The very next Monday my car wouldn’t start in the Home Depot lot and eventually the AAA tow truck driver arrived. “What’s the trouble, Mac?”
“I hope it’s not my aneroidal carburetor,” I said. “Your aneroidal what?” I told him about Charlie’s warning.
“There’s no such part,” he said. “This car model hasn’t had any kind of carburetor since 1990 and I never heard of an aneroidal one.” Who told you that fairy tale? Today, it just looks like you left your headlights on and drained the battery.” He jump started me in five minutes.

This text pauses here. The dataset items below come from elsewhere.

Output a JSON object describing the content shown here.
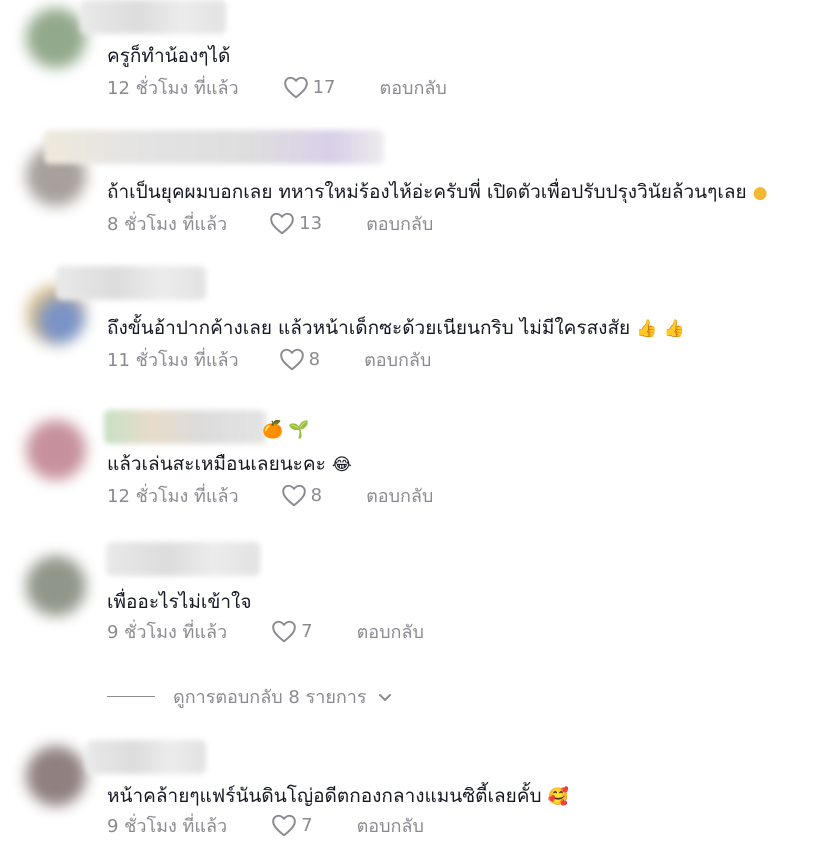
{
  "comments": [
    {
      "text": "ครูก็ทำน้องๆได้",
      "time": "12 ชั่วโมง ที่แล้ว",
      "likes": "17",
      "reply": "ตอบกลับ",
      "avatar_color": "#6f8d66"
    },
    {
      "text": "ถ้าเป็นยุคผมบอกเลย ทหารใหม่ร้องไห้อ่ะครับพี่ เปิดตัวเพื่อปรับปรุงวินัยล้วนๆเลย",
      "time": "8 ชั่วโมง ที่แล้ว",
      "likes": "13",
      "reply": "ตอบกลับ",
      "avatar_color": "#8a817b"
    },
    {
      "text": "ถึงขั้นอ้าปากค้างเลย แล้วหน้าเด็กซะด้วยเนียนกริบ ไม่มีใครสงสัย",
      "time": "11 ชั่วโมง ที่แล้ว",
      "likes": "8",
      "reply": "ตอบกลับ",
      "avatar_color": "#c9a86a"
    },
    {
      "text": "แล้วเล่นสะเหมือนเลยนะคะ",
      "time": "12 ชั่วโมง ที่แล้ว",
      "likes": "8",
      "reply": "ตอบกลับ",
      "avatar_color": "#b46d7c"
    },
    {
      "text": "เพื่ออะไรไม่เข้าใจ",
      "time": "9 ชั่วโมง ที่แล้ว",
      "likes": "7",
      "reply": "ตอบกลับ",
      "avatar_color": "#6c7462"
    },
    {
      "text": "หน้าคล้ายๆแฟร์นันดินโญ่อดีตกองกลางแมนซิตี้เลยคั้บ",
      "time": "9 ชั่วโมง ที่แล้ว",
      "likes": "7",
      "reply": "ตอบกลับ",
      "avatar_color": "#6b5656"
    }
  ],
  "view_replies": {
    "label": "ดูการตอบกลับ 8 รายการ"
  },
  "icons": {
    "like": "heart-outline-icon",
    "emoji_thumbs": "👍",
    "emoji_laugh": "😂",
    "emoji_hearts": "🥰",
    "emoji_orange": "🍊",
    "emoji_sprout": "🌱"
  }
}
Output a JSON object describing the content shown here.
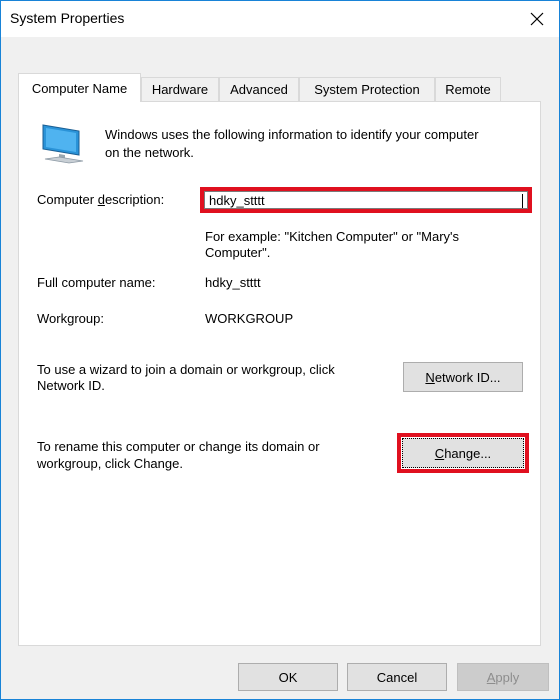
{
  "window": {
    "title": "System Properties",
    "close_label": "×"
  },
  "tabs": [
    {
      "label": "Computer Name"
    },
    {
      "label": "Hardware"
    },
    {
      "label": "Advanced"
    },
    {
      "label": "System Protection"
    },
    {
      "label": "Remote"
    }
  ],
  "panel": {
    "intro_line1": "Windows uses the following information to identify your computer",
    "intro_line2": "on the network.",
    "description_label_pre": "Computer ",
    "description_label_u": "d",
    "description_label_post": "escription:",
    "description_value": "hdky_stttt",
    "example_line1": "For example: \"Kitchen Computer\" or \"Mary's",
    "example_line2": "Computer\".",
    "full_name_label": "Full computer name:",
    "full_name_value": "hdky_stttt",
    "workgroup_label": "Workgroup:",
    "workgroup_value": "WORKGROUP",
    "join_line1": "To use a wizard to join a domain or workgroup, click",
    "join_line2": "Network ID.",
    "network_id_u": "N",
    "network_id_rest": "etwork ID...",
    "rename_line1": "To rename this computer or change its domain or",
    "rename_line2": "workgroup, click Change.",
    "change_u": "C",
    "change_rest": "hange..."
  },
  "footer": {
    "ok_label": "OK",
    "cancel_label": "Cancel",
    "apply_u": "A",
    "apply_rest": "pply"
  },
  "colors": {
    "highlight": "#e0101f",
    "window_border": "#1883d7"
  }
}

I went back to Charlie’s on Tuesday. “You were right, Charlie,” I said. I told him my aneroidal carberator began to smoke badly in Newark and I had to get a new one on the spot. “The guy charged me $75 and installed it in a half hour. Thanks anyway for the warning Charlie. I should have been more careful.” He just looked at me blankly and nodded. He knew his jig was up.
After three cups of free coffee I left with my pockets full of donuts. but I’m sure Charlie was still way ahead of me dollarwise.